By Vafa Ismayilova
Armenian Security Council Secretary Armen Grigoryan has accused former Foreign Minister Ara Ayvazyan of denying the fact that Yerevan owns maps of mined areas in formerly occupied Azerbaijani territories, the Armenian media reported on June 22.
"Until May 27, the issue of prisoners [Armenian saboteurs detained after the Karabakh peace deal signed in November 2020] was not decided. Ayvazyan told our partners that the maps of mined fields that we have already handed over [to Baku] do not exist. And when he resigned, this issue was resolved," Grigoryan said.
He believes that the ex-minister had no desire to solve security issues.
“Don’t you have a question why the problem was not solved for a long time, but as soon as he resigned and stopped participating in the negotiations, it was resolved?” Grigoryan questioned.
Asked whether the Armenian authorities will continue to hand over the mine maps to Azerbaijan for the return of other detainees, Grigoryan replied that the government is ready to respond to any constructive actions in the same way.
On May 27, Ayvazyan resigned after Armenian Prime Minister Nikol Pashinyan announced a plan to de-escalate the tension in relations with Azerbaijan.
On June 12, Baku and Yerevan agreed on the handover of 15 Armenian detainees in exchange for mine maps of Azerbaijan's Aghdam region.
Baku highly evaluated the role of all international actors - Georgian Prime Minister Irakli Garibashvili, US Secretary of State Antony Blinken, Acting Assistant Secretary of State for European and Eurasian Affairs Philip Reeker, European Council President Charles Michel and the Swedish chairmanship of the OSCE for their contribution to the process.
The ministry said that obtaining mine maps will save the lives and health of tens of thousands of Azerbaijani citizens, including demining workers, and accelerate the reconstruction projects initiated by Azerbaijani President Ilham Aliyev in Aghdam and the return of IDPs.
Over 140 Azerbaijan citizens have been killed or injured in mine explosions since November 10, 2020.
Armenia deliberately and constantly planted mines on Azerbaijani territories, in violation of the 1949 Geneva Convention, thereby being a major threat to regional peace, security and cooperation.
Until the June 12 agreement to hand over 15 Armenian detainees to Armenia in exchange for mine maps for Aghdam, Yerevan refused to provide maps of hundreds of thousands of mines it had planted on the Azerbaijani territories over three decades of occupation.
Azerbaijan's Mine Action Agency defused 7,449 antipersonnel mines, 3,643 anti-tank mines, and 9,033 unexploded munitions from November 10, 2020, to May 31, 2021. In this period, the agency cleared 2,763.5 hectares of mines and unexploded ordnance.
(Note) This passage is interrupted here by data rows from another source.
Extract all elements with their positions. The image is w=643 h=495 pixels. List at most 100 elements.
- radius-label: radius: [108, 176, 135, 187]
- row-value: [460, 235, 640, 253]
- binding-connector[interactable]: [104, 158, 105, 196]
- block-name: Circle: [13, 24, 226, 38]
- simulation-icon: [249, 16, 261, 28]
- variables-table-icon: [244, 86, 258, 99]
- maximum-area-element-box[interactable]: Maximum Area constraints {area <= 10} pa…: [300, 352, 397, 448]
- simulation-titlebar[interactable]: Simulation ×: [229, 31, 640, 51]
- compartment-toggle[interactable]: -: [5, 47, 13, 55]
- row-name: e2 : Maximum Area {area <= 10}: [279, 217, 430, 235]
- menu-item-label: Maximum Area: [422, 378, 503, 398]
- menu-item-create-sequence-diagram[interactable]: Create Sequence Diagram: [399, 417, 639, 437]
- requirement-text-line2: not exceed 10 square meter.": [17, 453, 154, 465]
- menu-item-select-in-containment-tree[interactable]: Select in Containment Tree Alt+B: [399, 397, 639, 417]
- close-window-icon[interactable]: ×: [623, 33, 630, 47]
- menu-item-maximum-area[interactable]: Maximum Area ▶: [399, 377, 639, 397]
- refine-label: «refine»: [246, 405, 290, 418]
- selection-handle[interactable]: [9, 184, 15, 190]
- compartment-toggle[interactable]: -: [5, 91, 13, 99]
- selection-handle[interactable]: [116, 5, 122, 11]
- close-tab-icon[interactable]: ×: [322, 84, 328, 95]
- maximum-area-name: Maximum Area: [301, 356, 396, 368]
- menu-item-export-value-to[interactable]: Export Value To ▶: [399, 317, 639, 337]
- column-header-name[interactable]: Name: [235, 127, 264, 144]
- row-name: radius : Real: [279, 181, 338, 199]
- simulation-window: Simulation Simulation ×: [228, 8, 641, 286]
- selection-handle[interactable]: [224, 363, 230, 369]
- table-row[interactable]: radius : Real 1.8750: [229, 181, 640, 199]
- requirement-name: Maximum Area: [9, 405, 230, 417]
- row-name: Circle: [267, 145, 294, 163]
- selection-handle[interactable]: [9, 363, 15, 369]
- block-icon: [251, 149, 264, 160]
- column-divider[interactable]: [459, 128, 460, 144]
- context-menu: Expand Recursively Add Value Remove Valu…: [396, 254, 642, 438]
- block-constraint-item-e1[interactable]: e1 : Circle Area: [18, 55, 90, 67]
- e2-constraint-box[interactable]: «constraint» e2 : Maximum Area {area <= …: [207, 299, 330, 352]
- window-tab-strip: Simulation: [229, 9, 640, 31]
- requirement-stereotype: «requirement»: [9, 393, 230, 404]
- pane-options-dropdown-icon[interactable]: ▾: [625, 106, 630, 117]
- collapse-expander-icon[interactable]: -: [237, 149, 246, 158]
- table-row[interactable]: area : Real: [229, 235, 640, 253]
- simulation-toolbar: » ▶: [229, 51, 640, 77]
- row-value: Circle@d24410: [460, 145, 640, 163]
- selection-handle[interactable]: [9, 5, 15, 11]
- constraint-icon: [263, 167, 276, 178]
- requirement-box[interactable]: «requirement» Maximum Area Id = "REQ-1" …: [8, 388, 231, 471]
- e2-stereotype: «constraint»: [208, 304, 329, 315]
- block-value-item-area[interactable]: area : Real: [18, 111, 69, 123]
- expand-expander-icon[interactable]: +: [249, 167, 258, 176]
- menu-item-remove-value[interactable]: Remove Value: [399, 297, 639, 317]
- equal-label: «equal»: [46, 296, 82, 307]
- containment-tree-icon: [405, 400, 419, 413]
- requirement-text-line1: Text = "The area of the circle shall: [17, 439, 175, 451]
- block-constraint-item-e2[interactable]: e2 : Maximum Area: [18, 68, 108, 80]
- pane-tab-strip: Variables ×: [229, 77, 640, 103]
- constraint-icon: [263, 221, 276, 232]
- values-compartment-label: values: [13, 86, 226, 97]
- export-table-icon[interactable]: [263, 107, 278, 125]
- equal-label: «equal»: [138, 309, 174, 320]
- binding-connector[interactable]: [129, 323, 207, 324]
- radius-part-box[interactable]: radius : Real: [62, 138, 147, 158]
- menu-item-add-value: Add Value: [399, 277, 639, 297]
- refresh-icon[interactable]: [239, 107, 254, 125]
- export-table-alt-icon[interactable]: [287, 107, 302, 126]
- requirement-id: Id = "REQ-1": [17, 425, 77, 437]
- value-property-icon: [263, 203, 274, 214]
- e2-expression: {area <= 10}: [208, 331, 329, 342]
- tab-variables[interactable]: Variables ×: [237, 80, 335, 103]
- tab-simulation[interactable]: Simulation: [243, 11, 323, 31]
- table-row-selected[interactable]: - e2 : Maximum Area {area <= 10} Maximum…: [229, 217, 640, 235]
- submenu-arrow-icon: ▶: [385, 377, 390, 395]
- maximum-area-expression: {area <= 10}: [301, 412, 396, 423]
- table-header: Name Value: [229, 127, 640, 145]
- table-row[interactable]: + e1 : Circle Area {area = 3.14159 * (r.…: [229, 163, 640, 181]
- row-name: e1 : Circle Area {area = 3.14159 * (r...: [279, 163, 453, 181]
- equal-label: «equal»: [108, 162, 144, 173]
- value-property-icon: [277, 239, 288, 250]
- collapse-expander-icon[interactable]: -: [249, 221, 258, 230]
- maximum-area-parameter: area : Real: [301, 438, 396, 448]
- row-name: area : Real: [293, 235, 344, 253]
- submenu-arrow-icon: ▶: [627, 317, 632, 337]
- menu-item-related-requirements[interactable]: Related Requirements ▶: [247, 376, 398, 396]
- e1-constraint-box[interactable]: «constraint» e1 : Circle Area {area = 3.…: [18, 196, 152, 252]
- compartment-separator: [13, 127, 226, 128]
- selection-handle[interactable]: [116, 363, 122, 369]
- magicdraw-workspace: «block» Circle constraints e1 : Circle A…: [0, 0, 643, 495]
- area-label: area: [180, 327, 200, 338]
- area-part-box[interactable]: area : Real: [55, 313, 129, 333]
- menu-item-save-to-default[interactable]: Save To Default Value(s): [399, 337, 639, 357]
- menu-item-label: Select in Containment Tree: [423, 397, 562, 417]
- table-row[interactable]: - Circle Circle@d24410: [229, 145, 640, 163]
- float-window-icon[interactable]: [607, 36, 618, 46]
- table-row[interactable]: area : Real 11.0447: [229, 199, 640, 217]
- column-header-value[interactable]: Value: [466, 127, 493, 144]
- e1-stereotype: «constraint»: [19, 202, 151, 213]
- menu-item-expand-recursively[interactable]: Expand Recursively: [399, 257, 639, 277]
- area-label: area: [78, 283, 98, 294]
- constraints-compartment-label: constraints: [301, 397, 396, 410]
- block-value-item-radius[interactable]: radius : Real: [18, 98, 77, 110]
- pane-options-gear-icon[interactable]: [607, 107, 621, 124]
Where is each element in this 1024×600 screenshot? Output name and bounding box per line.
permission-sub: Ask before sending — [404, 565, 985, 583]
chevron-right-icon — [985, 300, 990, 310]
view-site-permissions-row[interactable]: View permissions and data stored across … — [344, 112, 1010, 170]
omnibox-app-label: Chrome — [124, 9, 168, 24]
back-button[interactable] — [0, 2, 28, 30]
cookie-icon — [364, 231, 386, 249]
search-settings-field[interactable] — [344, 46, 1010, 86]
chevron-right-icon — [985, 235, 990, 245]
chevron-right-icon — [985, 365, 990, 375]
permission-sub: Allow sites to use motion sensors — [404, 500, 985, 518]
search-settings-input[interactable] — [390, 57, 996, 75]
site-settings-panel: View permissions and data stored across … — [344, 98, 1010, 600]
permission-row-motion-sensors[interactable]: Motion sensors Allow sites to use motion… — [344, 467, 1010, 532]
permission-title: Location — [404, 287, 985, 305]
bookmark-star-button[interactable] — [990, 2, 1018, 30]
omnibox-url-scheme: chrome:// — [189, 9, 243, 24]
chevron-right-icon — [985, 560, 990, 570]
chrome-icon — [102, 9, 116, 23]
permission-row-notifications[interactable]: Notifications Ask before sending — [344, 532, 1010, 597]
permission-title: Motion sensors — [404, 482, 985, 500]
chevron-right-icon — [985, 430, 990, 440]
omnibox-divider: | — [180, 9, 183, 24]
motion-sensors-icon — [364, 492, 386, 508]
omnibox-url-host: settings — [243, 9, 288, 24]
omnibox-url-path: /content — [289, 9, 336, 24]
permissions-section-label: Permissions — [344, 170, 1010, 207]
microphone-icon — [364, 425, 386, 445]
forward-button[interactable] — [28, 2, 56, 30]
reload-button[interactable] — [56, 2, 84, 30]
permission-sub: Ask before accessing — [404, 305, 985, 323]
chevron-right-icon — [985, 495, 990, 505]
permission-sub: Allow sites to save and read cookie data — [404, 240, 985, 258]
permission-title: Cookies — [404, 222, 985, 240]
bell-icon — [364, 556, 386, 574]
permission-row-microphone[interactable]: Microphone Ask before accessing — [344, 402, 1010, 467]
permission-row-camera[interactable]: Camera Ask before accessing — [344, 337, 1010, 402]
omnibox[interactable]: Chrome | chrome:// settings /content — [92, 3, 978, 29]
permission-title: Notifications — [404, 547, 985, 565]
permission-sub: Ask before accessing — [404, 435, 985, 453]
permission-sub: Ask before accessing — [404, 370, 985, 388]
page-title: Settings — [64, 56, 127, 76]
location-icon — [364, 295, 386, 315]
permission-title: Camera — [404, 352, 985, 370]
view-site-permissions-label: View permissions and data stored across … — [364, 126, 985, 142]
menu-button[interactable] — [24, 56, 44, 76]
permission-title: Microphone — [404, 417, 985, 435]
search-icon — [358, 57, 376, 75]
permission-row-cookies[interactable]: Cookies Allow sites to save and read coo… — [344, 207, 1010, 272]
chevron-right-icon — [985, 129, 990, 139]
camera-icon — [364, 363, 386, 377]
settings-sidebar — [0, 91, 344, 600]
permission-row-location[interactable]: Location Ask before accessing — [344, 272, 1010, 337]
Azerbaijan has made numerous appeals to international organizations and lodged an intergovernmental complaint to the European Court of Human Rights (ECHR) over Armenia's refusal to provide maps of mines in the formerly occupied territories.
The war between Armenia and Azerbaijan ended on November 10 with the signing of a trilateral peace deal by the Azerbaijani, Russian and Armenian leaders.
The peace agreement stipulated the return of Azerbaijan's Armenian-occupied Kalbajar, Aghdam and Lachin regions. Before the signing of the deal, the Azerbaijani army had liberated around 300 villages, settlements, city centres and historic Shusha city. The Azerbaijani army declared a victory against the Armenian troops. The signed agreement obliged Armenia to withdraw its troops from the Azerbaijani lands that it has occupied since the early 1990s.